Sometimes poetry, or the need for poetry, flows out of me like prayer. Sometimes everything I see is a metaphor for something else, every sound that actually reaches my brain from the damaged rail of my deafness is some species of music that I can translate. Sometimes the simple fact of waking up and surviving a day dilates in my mind until it becomes a  universal figure, a bird's nest constructed of light and time. 

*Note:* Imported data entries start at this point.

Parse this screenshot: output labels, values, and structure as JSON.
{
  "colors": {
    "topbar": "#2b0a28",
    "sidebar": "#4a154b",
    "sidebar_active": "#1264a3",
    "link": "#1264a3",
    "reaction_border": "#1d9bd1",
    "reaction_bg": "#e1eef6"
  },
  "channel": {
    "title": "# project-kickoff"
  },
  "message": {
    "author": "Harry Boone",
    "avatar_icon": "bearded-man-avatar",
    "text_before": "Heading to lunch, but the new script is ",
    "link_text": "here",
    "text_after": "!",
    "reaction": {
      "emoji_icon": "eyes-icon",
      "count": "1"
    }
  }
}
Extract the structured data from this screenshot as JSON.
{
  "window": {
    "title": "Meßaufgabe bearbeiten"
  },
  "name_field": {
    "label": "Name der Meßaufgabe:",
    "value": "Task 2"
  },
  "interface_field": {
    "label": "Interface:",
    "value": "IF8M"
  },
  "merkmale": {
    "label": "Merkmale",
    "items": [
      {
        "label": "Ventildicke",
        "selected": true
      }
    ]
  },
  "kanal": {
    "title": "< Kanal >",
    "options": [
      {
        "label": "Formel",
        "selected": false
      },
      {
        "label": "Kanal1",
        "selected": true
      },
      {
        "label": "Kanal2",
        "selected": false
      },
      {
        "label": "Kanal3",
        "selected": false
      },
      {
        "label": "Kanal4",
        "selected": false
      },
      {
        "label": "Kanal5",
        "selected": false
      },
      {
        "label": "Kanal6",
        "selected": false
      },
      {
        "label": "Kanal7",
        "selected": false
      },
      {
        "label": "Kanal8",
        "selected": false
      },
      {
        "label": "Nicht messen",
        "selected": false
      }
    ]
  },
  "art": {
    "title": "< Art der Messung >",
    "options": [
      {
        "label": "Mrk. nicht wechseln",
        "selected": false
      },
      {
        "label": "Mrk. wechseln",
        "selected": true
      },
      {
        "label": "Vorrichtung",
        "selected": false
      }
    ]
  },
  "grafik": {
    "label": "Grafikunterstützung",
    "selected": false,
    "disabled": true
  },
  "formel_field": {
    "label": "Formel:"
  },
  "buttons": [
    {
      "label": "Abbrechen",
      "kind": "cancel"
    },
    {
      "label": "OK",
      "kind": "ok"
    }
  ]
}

These are not those times, I'm afraid. Last January, I was taking a class on poetry-writing, and it unfroze my heart (though that metaphor would surely be excised on revision). All of a sudden, I was a tuning fork, or a lens--I couldn't stop writing poetry. Good (more than a few), bad (more than a lot), and mediocre (most of the time), 2 or 3 poems were coming out of me daily. Only a few of these reached class. But I felt young again. The morning erection of language woke me up every day.

Then, like the experience of patients in the film Awakenings, the drug began to lose its effectiveness. Finally, a year later, I look at the blank page and feel no connection to it. It is alien to me. I have difficulty remembering the excitement of the empty page, which, if I may wax grandiose, must have felt something along the lines of a sculptor looking at the possibilities hidden inside a block of granite.

This is why I don't really consider myself a poet. A professional. They work every day, like tradesmen. Amateurs, even gifted ones, need inspiration. The outside element of the classroom became my LDopa, and I seem to lack the energy of doing it for myself. This may be why I phased from writing to theatre all those years ago. I need the audience, shameful as it is to admit. In the class, I had a group of people (and prof) who gushed over my poetry--or criticized it. Either way, what I pointed to, what I aimed for, was the public unveiling, the reading. That being lost, making poems seems somehow empty.